The "undefined variables" error message is useless, because it's the only error message returned by a minerr solve block. It could mean anything. It could really be an undefined variable (i.e. one or more variables do not have guess values assigned, and/or some other variable is undefined), or it could be a divide by zero problem, or some part of the error function can't be evaluated for some other reason, or just about anything else.
Thank you Alvaro and Richard for the clarifications.
In order to determine the error source of the "undefined variable", is it possible to lively monitor the parameters "guess" values in each iteration of the Minerr solve or to have an indication of the extent of their variation at a given step?
Furthermore in some cases as in the print-out I have attached before the conditions in the solve Block were not reached ( objective function <CTOL ( e.g.0.001 ) but not error message was returned.
In order to determine the error source of the "undefined variable", is it possible to lively monitor the parameters "guess" values in each iteration of the Minerr solve or to have an indication of the extent of their variation at a given step?
No, you do not have access to the values of the parameters at each step. However, if minerr fails then more often than not it's immediate, on the first iteration. For example, the guess values mean that the objective function cannot be calculated. This is something you can check for outside the solve block.
Furthermore in some cases as in the print-out I have attached before the conditions in the solve Block were not reached ( objective function <CTOL ( e.g.0.001 ) but not error message was returned.
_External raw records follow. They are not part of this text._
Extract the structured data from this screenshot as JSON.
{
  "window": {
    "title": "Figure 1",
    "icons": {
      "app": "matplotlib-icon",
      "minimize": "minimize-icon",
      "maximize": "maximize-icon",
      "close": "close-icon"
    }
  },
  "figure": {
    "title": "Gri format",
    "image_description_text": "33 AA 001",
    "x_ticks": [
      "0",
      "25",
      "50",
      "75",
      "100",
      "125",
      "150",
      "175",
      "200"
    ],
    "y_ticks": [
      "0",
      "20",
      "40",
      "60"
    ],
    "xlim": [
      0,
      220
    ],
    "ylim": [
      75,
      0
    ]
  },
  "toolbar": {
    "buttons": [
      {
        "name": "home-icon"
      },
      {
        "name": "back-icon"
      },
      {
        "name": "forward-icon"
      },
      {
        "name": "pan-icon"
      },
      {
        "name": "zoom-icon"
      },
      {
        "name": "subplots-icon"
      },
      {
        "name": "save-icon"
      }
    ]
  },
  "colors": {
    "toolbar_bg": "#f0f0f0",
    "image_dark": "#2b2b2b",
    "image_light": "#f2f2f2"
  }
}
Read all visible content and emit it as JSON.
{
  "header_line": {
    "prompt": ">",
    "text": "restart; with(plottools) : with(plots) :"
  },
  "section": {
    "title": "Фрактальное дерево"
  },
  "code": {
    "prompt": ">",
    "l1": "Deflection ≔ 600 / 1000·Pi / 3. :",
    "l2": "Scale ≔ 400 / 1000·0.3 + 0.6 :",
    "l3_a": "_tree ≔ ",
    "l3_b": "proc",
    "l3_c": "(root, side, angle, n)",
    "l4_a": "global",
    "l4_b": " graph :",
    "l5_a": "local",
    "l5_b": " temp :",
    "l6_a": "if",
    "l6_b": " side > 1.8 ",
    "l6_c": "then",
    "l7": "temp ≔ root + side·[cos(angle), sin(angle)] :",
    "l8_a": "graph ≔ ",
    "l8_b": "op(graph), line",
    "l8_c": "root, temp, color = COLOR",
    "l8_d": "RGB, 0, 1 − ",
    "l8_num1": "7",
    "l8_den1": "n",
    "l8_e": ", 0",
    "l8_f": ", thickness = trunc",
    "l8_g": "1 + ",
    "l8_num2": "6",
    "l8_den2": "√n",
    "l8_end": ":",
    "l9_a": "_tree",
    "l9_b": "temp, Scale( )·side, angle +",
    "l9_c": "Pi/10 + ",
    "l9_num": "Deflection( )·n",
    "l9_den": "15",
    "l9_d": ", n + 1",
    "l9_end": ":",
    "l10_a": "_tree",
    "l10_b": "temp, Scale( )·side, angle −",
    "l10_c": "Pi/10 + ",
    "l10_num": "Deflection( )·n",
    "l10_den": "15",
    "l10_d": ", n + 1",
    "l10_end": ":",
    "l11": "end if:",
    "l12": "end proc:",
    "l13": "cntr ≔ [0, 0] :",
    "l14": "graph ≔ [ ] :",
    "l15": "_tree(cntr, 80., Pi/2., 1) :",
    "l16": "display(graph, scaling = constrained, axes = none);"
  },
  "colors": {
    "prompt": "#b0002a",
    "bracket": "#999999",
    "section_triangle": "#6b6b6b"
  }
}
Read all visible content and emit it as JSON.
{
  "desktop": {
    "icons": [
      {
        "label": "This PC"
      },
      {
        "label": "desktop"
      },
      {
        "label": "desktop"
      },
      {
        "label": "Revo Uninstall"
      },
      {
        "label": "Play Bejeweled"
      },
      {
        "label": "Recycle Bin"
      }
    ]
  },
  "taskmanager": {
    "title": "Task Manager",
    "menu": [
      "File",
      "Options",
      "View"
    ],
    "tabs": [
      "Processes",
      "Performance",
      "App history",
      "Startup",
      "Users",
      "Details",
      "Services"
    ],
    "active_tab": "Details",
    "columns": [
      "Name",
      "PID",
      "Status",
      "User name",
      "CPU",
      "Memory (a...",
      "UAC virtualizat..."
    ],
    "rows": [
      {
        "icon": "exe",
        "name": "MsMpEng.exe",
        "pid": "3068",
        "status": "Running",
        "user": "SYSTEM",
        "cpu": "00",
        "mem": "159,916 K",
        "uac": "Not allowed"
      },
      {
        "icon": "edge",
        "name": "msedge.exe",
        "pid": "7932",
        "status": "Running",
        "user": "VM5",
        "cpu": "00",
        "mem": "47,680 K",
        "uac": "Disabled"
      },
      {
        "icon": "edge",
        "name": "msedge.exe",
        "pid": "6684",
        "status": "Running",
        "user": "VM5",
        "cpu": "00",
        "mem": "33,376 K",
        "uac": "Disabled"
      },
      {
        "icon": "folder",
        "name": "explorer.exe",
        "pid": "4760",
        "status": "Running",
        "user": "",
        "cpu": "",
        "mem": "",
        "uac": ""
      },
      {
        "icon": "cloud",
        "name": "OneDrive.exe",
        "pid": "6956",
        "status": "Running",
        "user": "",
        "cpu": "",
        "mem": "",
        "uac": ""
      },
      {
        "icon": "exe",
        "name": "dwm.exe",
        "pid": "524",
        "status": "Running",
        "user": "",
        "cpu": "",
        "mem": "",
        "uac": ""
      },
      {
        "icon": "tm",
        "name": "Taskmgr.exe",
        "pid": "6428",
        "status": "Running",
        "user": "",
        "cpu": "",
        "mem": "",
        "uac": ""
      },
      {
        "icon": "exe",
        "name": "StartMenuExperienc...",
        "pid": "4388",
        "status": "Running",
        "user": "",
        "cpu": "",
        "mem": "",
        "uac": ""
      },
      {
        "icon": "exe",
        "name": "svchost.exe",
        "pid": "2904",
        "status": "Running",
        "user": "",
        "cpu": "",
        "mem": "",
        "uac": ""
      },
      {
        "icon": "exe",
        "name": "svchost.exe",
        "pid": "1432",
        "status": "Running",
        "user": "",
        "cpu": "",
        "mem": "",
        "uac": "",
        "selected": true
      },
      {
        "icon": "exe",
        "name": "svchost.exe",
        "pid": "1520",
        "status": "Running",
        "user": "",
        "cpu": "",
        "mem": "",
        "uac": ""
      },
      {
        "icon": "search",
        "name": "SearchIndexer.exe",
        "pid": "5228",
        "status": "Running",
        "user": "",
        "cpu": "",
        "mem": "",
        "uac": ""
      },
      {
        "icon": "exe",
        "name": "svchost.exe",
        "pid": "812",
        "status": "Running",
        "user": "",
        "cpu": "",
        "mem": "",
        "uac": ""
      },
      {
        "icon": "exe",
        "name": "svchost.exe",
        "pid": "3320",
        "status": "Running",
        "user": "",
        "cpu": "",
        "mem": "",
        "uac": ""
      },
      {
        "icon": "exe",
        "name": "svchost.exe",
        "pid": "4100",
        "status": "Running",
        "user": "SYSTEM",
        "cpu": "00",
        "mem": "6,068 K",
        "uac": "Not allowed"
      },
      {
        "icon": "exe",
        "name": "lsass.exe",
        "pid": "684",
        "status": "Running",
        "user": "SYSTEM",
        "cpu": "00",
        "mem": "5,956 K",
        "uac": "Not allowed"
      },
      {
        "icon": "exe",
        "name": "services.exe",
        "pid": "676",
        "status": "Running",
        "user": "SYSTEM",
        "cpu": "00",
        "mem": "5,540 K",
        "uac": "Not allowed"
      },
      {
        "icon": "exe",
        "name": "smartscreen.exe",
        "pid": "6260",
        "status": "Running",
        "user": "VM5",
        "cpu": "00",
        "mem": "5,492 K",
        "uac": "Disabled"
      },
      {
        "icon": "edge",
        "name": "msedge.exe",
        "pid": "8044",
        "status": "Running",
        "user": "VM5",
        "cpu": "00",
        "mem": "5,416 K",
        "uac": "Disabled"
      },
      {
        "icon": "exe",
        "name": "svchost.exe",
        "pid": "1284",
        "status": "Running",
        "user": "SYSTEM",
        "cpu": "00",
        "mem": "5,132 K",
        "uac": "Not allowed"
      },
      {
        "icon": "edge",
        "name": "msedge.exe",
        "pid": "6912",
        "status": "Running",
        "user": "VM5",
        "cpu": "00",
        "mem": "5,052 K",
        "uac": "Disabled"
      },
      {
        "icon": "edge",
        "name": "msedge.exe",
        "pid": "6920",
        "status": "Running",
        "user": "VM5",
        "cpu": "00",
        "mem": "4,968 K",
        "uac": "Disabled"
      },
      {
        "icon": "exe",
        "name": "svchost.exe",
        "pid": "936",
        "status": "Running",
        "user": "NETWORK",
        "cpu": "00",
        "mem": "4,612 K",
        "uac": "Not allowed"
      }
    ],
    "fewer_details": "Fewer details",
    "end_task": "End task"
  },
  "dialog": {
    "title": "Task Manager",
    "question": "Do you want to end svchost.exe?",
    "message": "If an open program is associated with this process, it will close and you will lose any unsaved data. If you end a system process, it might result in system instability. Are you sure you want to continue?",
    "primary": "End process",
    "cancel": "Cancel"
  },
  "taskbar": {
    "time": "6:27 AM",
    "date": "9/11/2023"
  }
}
Unlike Find, Minerr stops when the objective function changes by less than CTOL, not when the objective function is less than CTOL.
"No, you do not have access to the values of the parameters at each step. However, if minerr fails then more often than not it's immediate, on the first iteration. For example, the guess values mean that the objective function cannot be calculated. This is something you can check for outside the solve block."
You mean that it is possible to evaluate the objective function outside the solve block for guess values of the parameters (?)
"Unlike Find, Minerr stops when the objective function changes by less than CTOL, not when the objective function is less than CTOL."
And what does TOL represent in the Minerr solve?
You mean that it is possible to evaluate the objective function outside the solve block for guess values of the parameters (?)
Yes
And what does TOL represent in the Minerr solve?
I don't think it represents anything.